Per tanti anni ci si è soffermati a riflettere sulle diverse tipologie di suolo che accolgono il seme, per evidenziare la capacità di ascolto del Vangelo dei cristiani. Una scelta molto interessante. In questa sede, però, vorrei soffermarmi particolarmente sul seminatore e sul suo modo di seminare. D’altronde è la prima cosa di cui parla il testo: “Il seminatore uscì a seminare”. Lo fa con estrema fiducia, diffusamente. Il seme cade dappertutto, anche laddove sembra impossibile possa crescere. Sicuramente Gesù ha dinnanzi agli occhi il gesto dei contadini della Galilea (dal contesto appare chiaro che la scena si svolge vicino il Lago di Tiberiade che si trova nella suddetta regione) che seminano anche vicino ai viottoli e su terreni quasi aridi. Alla gente che ascolta non è difficile riconoscere il seminatore. Così Gesù semina il suo messaggio. Ogni mattina “esce” ad annunciare la Buona Novella di Dio. Semina la sua parola fra la gente che la riceve e pure fra gli scribi e i farisei che la rifiutano. Mai si ferma. La sua semina non sarà sterile. Come reagiamo oggi a questo racconto? Tante persone (anche fra il clero) sballottati dalla crisi religiosa pensano che il vangelo abbia perso la sua energia originale e che il messaggio di Gesù non riesca ad attrarre più tanti uomini e donne come in altri tempi.
Il Vangelo ricorda a tutti che non spetta a noi tirare bilanci e conclusioni che provengono dal mondo dello spettacolo. Oggi più che mai è tempo di tornare a seminare senza scoraggiarci, con maggiore umiltà e verità. Non è la Parola (il seme) che ha perso forza, ma siamo noi seminatori (particolarmente i predicatori) che la stiamo annunciando con una fede debole e vacillante.
Non è Gesù (il seminatore) che ha perso il potere di attrarre, ma siamo noi che lo snaturiamo con le nostre incoerenze e contraddizioni.

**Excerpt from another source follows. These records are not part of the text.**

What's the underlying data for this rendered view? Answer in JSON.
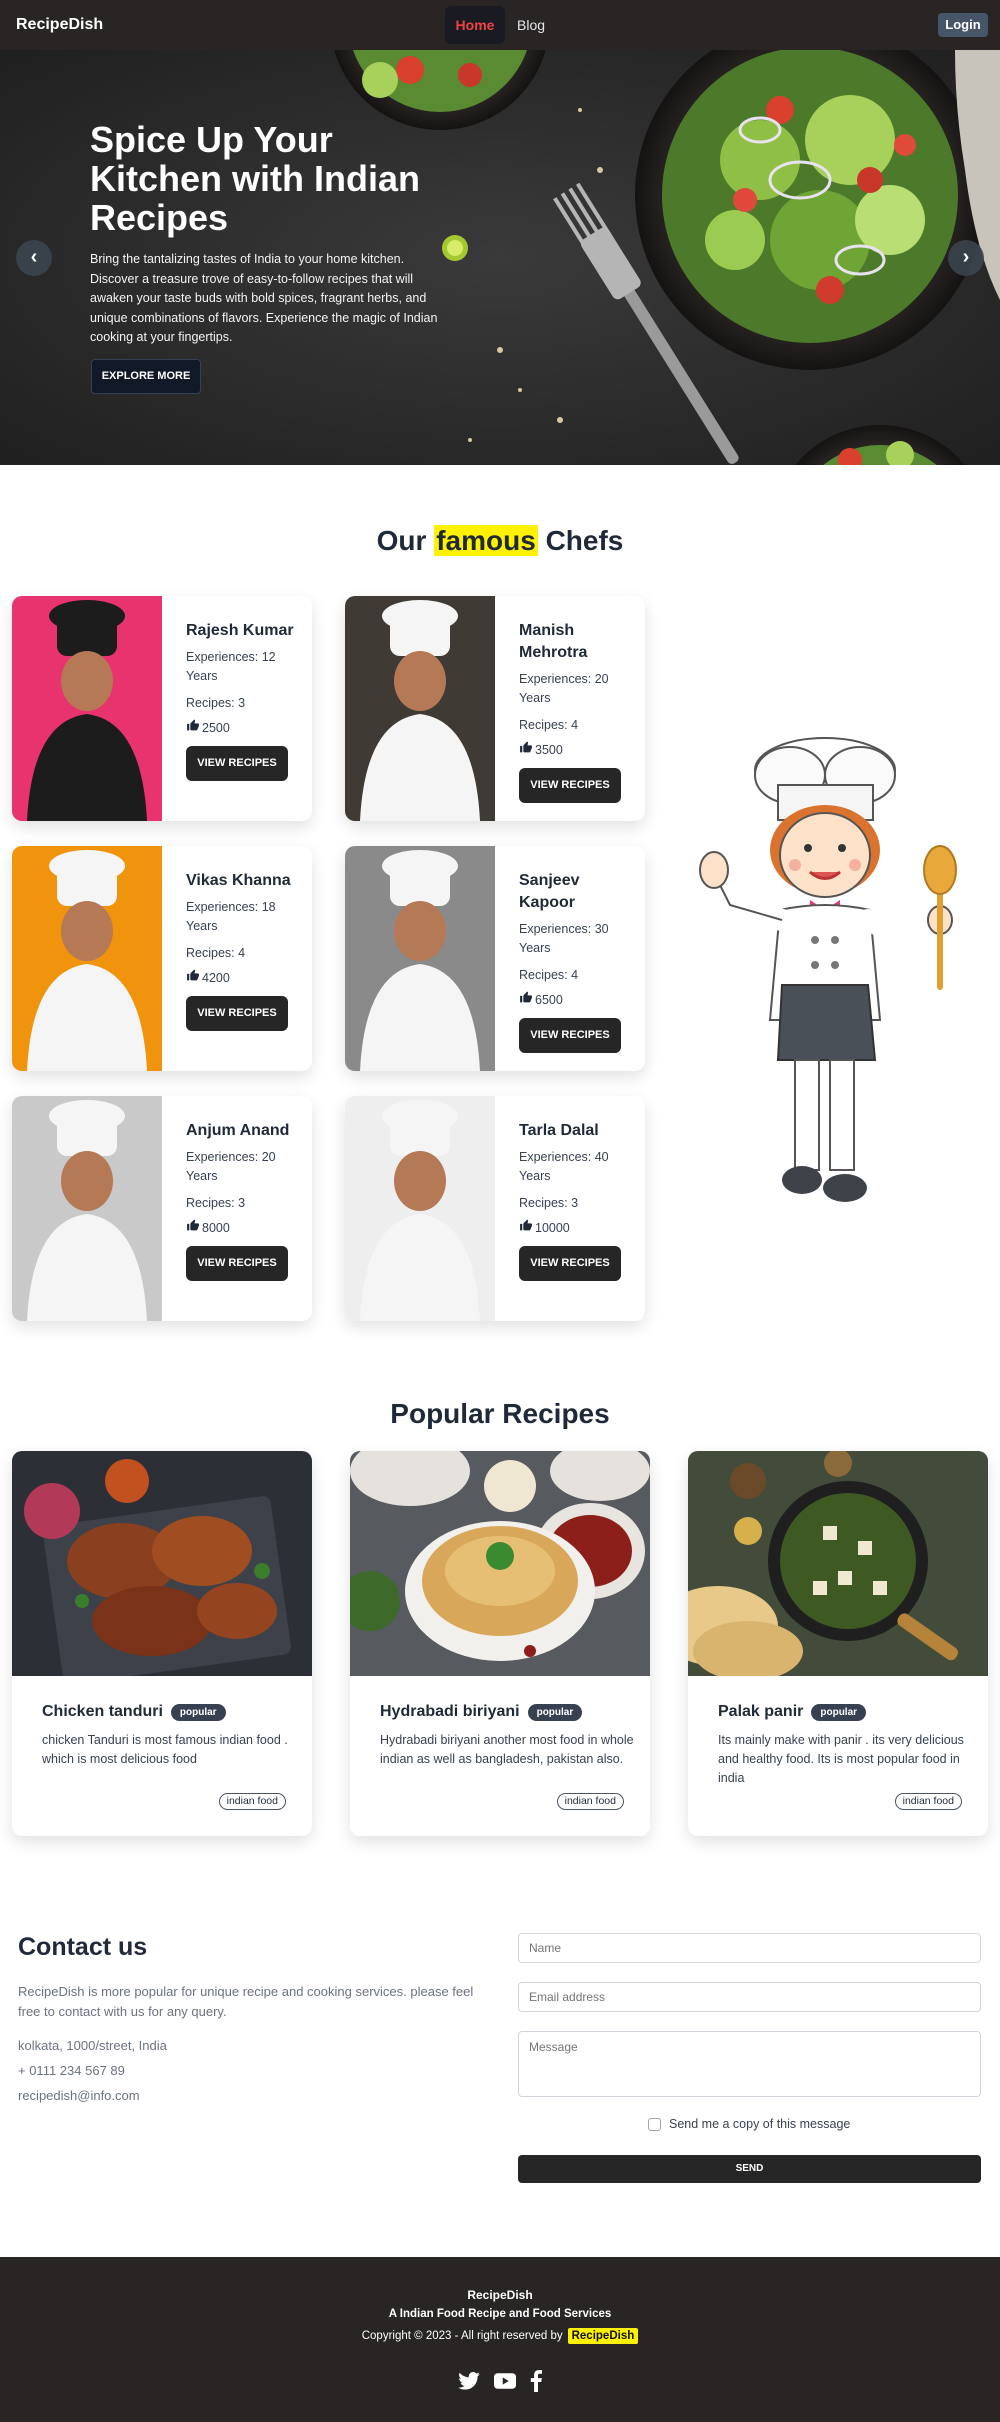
{
  "navbar": {
    "brand": "RecipeDish",
    "links": [
      {
        "label": "Home",
        "active": true
      },
      {
        "label": "Blog",
        "active": false
      }
    ],
    "login_label": "Login"
  },
  "hero": {
    "title": "Spice Up Your Kitchen with Indian Recipes",
    "description": "Bring the tantalizing tastes of India to your home kitchen. Discover a treasure trove of easy-to-follow recipes that will awaken your taste buds with bold spices, fragrant herbs, and unique combinations of flavors. Experience the magic of Indian cooking at your fingertips.",
    "cta_label": "EXPLORE MORE",
    "prev_icon": "chevron-left-icon",
    "next_icon": "chevron-right-icon",
    "prev_glyph": "‹",
    "next_glyph": "›"
  },
  "chefs": {
    "title_before": "Our",
    "title_highlight": "famous",
    "title_after": "Chefs",
    "highlight_color": "#fef200",
    "button_label": "VIEW RECIPES",
    "items": [
      {
        "name": "Rajesh Kumar",
        "experience": "Experiences: 12 Years",
        "recipes": "Recipes: 3",
        "likes": "2500",
        "bg": "#e8336e"
      },
      {
        "name": "Manish Mehrotra",
        "experience": "Experiences: 20 Years",
        "recipes": "Recipes: 4",
        "likes": "3500",
        "bg": "#3f3a33"
      },
      {
        "name": "Vikas Khanna",
        "experience": "Experiences: 18 Years",
        "recipes": "Recipes: 4",
        "likes": "4200",
        "bg": "#f0940e"
      },
      {
        "name": "Sanjeev Kapoor",
        "experience": "Experiences: 30 Years",
        "recipes": "Recipes: 4",
        "likes": "6500",
        "bg": "#8a8a8a"
      },
      {
        "name": "Anjum Anand",
        "experience": "Experiences: 20 Years",
        "recipes": "Recipes: 3",
        "likes": "8000",
        "bg": "#c9c9c9"
      },
      {
        "name": "Tarla Dalal",
        "experience": "Experiences: 40 Years",
        "recipes": "Recipes: 3",
        "likes": "10000",
        "bg": "#eeeeee"
      }
    ]
  },
  "recipes": {
    "title": "Popular Recipes",
    "badge": "popular",
    "items": [
      {
        "name": "Chicken tanduri",
        "description": "chicken Tanduri is most famous indian food . which is most delicious food",
        "tag": "indian food"
      },
      {
        "name": "Hydrabadi biriyani",
        "description": "Hydrabadi biriyani another most food in whole indian as well as bangladesh, pakistan also.",
        "tag": "indian food"
      },
      {
        "name": "Palak panir",
        "description": "Its mainly make with panir . its very delicious and healthy food. Its is most popular food in india",
        "tag": "indian food"
      }
    ]
  },
  "contact": {
    "title": "Contact us",
    "description": "RecipeDish is more popular for unique recipe and cooking services. please feel free to contact with us for any query.",
    "address": "kolkata, 1000/street, India",
    "phone": "+ 0111 234 567 89",
    "email": "recipedish@info.com",
    "form": {
      "name_placeholder": "Name",
      "email_placeholder": "Email address",
      "message_placeholder": "Message",
      "copy_label": "Send me a copy of this message",
      "send_label": "SEND"
    }
  },
  "footer": {
    "brand": "RecipeDish",
    "tagline": "A Indian Food Recipe and Food Services",
    "copyright": "Copyright © 2023 - All right reserved by",
    "copyright_brand": "RecipeDish",
    "social": [
      "twitter-icon",
      "youtube-icon",
      "facebook-icon"
    ]
  }
}
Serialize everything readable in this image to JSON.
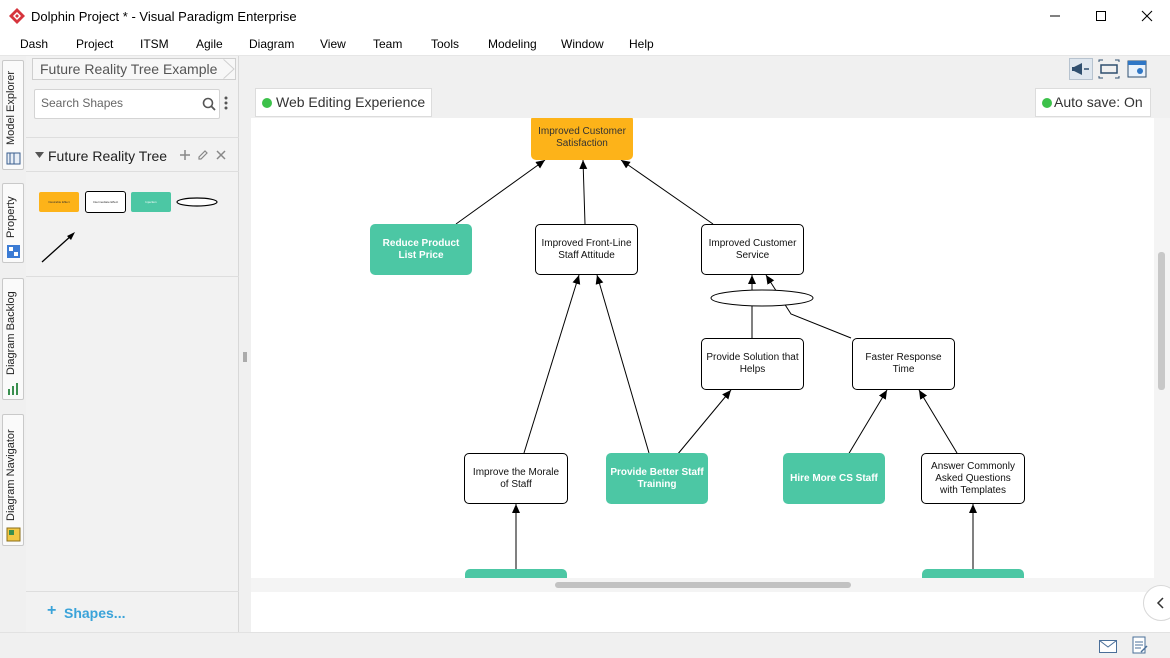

Desidero chiudere con un accenno all’evangelizzazione (qualche anno addietro si parlava di “nuova evangelizzazione” , poi l’aggettivo è caduto in disuso). Evangelizzare non è propagare una dottrina, quanto mediare in mezzo alla società e nel cuore delle persone la forza umanizzante e salvatrice di Gesù. E questo non lo si può fare in qualsiasi modo. La cosa più importante non è il numero di predicatori, catechisti, animatori etc… ma la qualità evangelica di quanto i cristiani annunciano. Cosa trasmettono? Indifferenza o fede convinta? Mediocrità o passione per una vita più umana?